Si sapeva che gli alleati si stavano avvicinando. Anche nei notiziari della radio germanica venivano nominate città che non erano molto distanti da noi. Che cosa sarebbe successo? Il comando ci informò che sarebbe iniziata l’evacuazione del campo. I primi giorni del mese di aprile del 1945 iniziarono le chiamate per l’evacuazione. Si sentivano spari e raffiche per uccidere o intimidire chi si ribellava. La nostra baracca non fu chiamata. Ormai si udivano i colpi dei cannoni degli americani e si vedevano piccoli aerei di ricognizione con il contrassegno dell’aviazione USA: Gli alleati dovevano essere a pochi chilometri. Le SS erano ormai pochissime e timorose. Probabilmente la maggior parte erano state chiamate al fronte. Il crematorio non fumava più; i morti venivano portati vicino al crematorio e ammassati in grandi cataste. Intorno all’undici aprile vedemmo alcuni internati con i fucili in mano. Poche ore dopo arrivò una jeep con due americani a bordo. Eravamo liberi!

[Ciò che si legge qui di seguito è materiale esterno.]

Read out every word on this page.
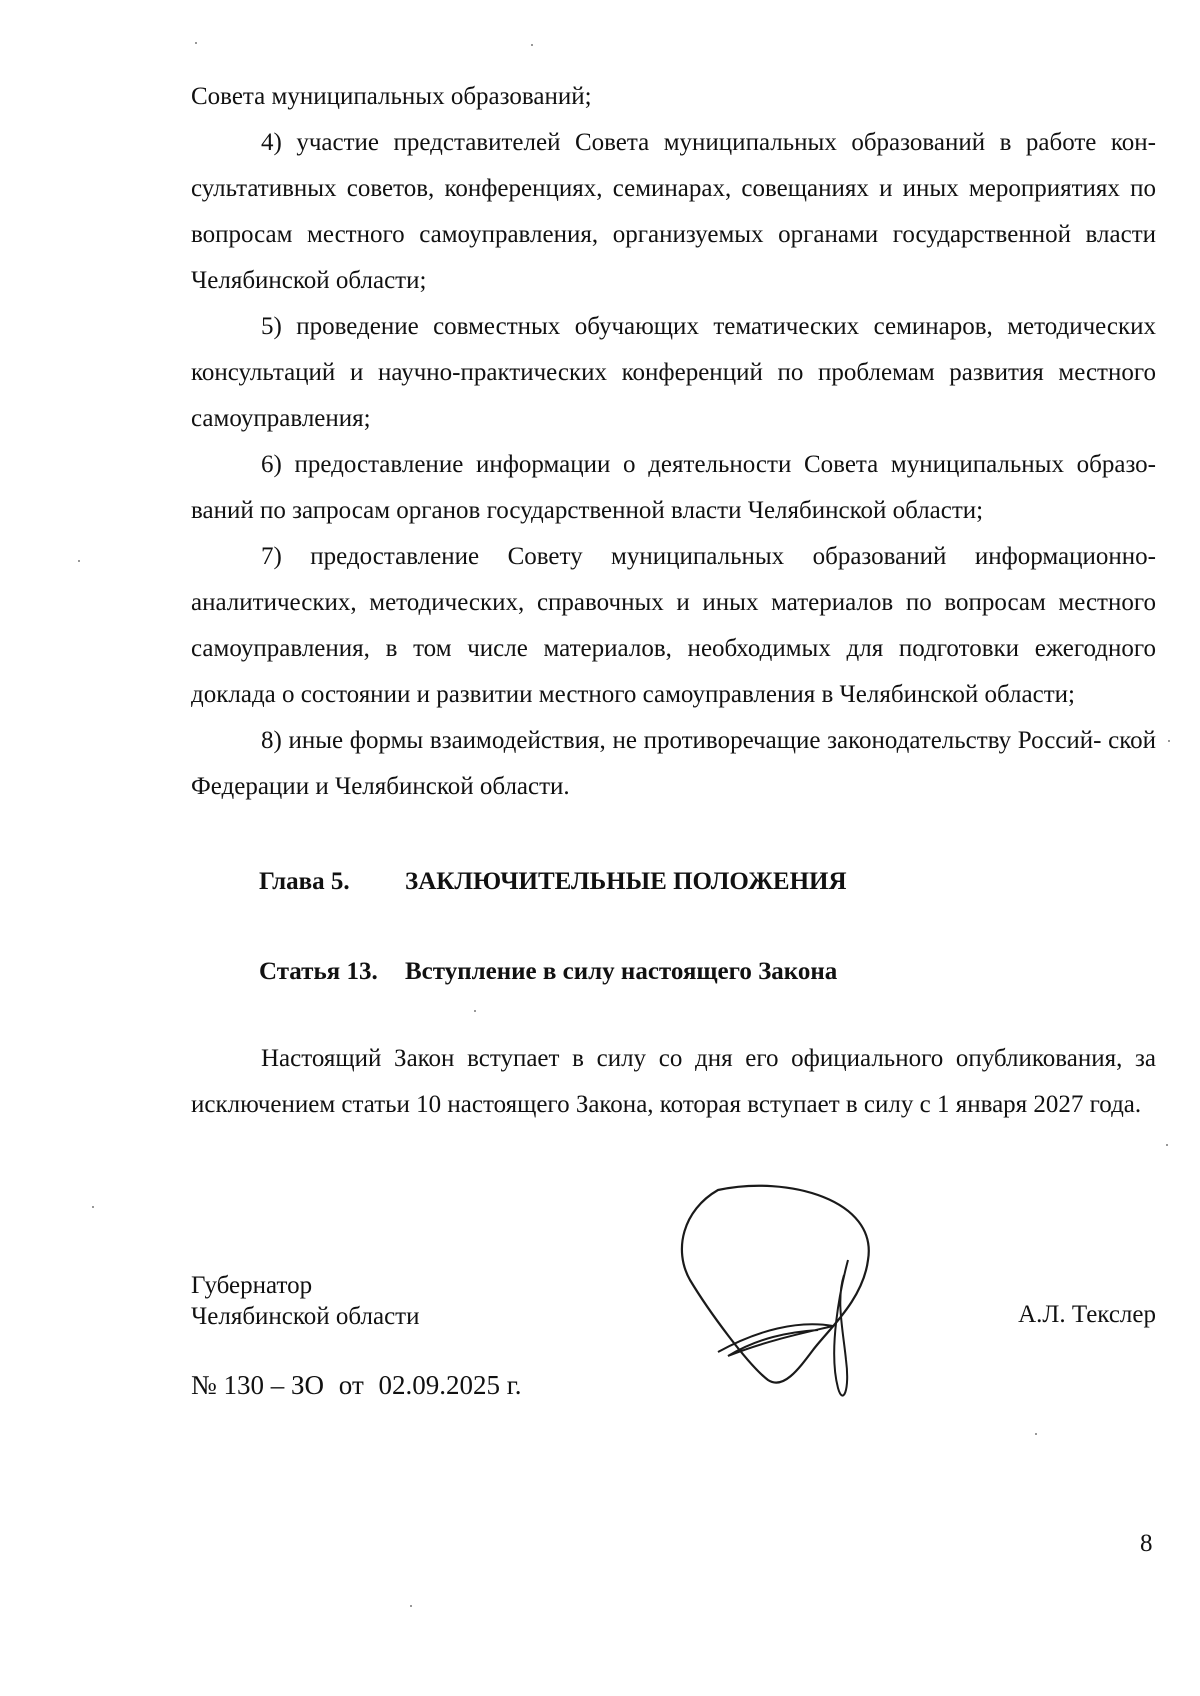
Совета муниципальных образований;

4) участие представителей Совета муниципальных образований в работе кон- сультативных советов, конференциях, семинарах, совещаниях и иных мероприятиях по вопросам местного самоуправления, организуемых органами государственной власти Челябинской области;

5) проведение совместных обучающих тематических семинаров, методических консультаций и научно-практических конференций по проблемам развития местного самоуправления;

6) предоставление информации о деятельности Совета муниципальных образо- ваний по запросам органов государственной власти Челябинской области;

7) предоставление Совету муниципальных образований информационно- аналитических, методических, справочных и иных материалов по вопросам местного самоуправления, в том числе материалов, необходимых для подготовки ежегодного доклада о состоянии и развитии местного самоуправления в Челябинской области;

8) иные формы взаимодействия, не противоречащие законодательству Россий- ской Федерации и Челябинской области.

Глава 5. ЗАКЛЮЧИТЕЛЬНЫЕ ПОЛОЖЕНИЯ
Статья 13. Вступление в силу настоящего Закона

Настоящий Закон вступает в силу со дня его официального опубликования, за исключением статьи 10 настоящего Закона, которая вступает в силу с 1 января 2027 года.

Губернатор
Челябинской области	А.Л. Текслер
№ 130 – ЗО от 02.09.2025 г.
8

Passarono non pochi giorni prima di avere il permesso di uscire dal campo. Si temevano contagi: tra i prigionieri la tubercolosi era molto diffusa. Con mio fratello partimmo a metà giugno e arrivati a Monaco incontrammo una signora conosciuta a Fossoli, che ci disse che il resto della nostra famiglia era stato selezionato per la camera a gas appena arrivato ad Auschwitz.
Con vari mezzi e con molte difficoltà tornammo a Genova.
Tutti dicevano che ero molto bravo perché avevo ripreso a studiare senza perdere tempo e sembravo bene integrato. Soltanto parecchi anni dopo mi sono reso conto di avere vissuto un lungo periodo da disadattato. Forse lo sono ancora.
Chiara Bricarelli
(Intervista a Gilberto Salmoni)
Testo adattato da: Chiara Bricarelli (a cura di), Una gioventù offesa, Firenze, Giuntina, 1995.